The gateway itself doesn't rate-limit. Rate limiting in KB Labs lives in the ResourceBroker layer (core.resourceBroker in kb.config.json), which wraps adapter calls. That means requests to /api/v1/plugins/mind/search aren't rate-limited at the gateway — they're rate-limited at the point where the REST API's plugin execution backend calls the Mind LLM through useLLM().

Quotas are similar — enforced at the adapter boundary, not at the HTTP boundary. Multi-tenant quotas use the tenant ID carried in the request context, which the gateway populates from the authenticated token.
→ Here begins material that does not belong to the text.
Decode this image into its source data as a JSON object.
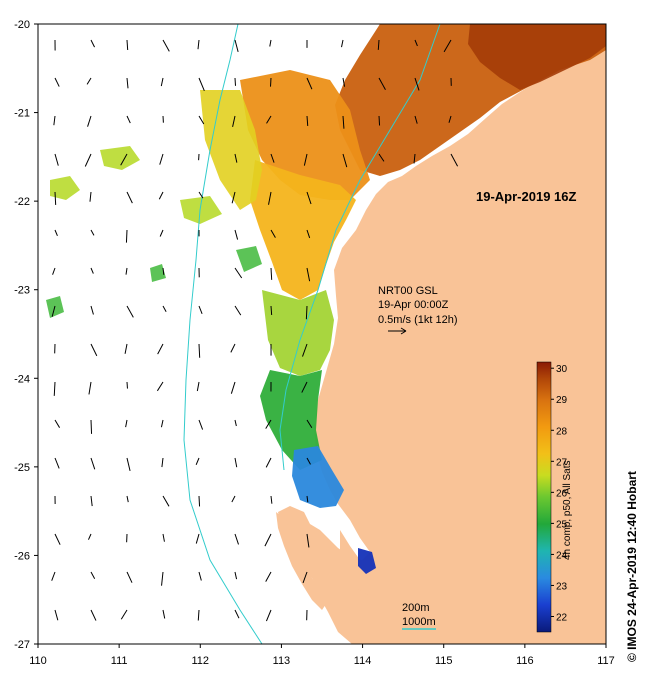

If you need HTTP-level rate limiting (protect against flood attacks, enforce caller QPS limits), put a reverse proxy in front of the gateway — nginx, Caddy, Cloudflare. Don't wire it into the gateway itself.

Observability

Every request through the gateway generates:

  • A structured log entry with serviceId: 'gateway', layer: 'gateway', the matched upstream ID, the path, the status code, and duration.
  • Prometheus metrics scraped from /metrics — request counts, latency histograms, error rates per upstream.
  • Diagnostic events on auth failures, upstream errors, and host registry mutations.

Correlation IDs flow through: if the client sends X-Trace-ID, the gateway uses it and passes it to upstream; otherwise it generates one and adds it to the logs. Upstream services see the same trace ID in their logs, so you can follow a single request across services by grepping for one ID.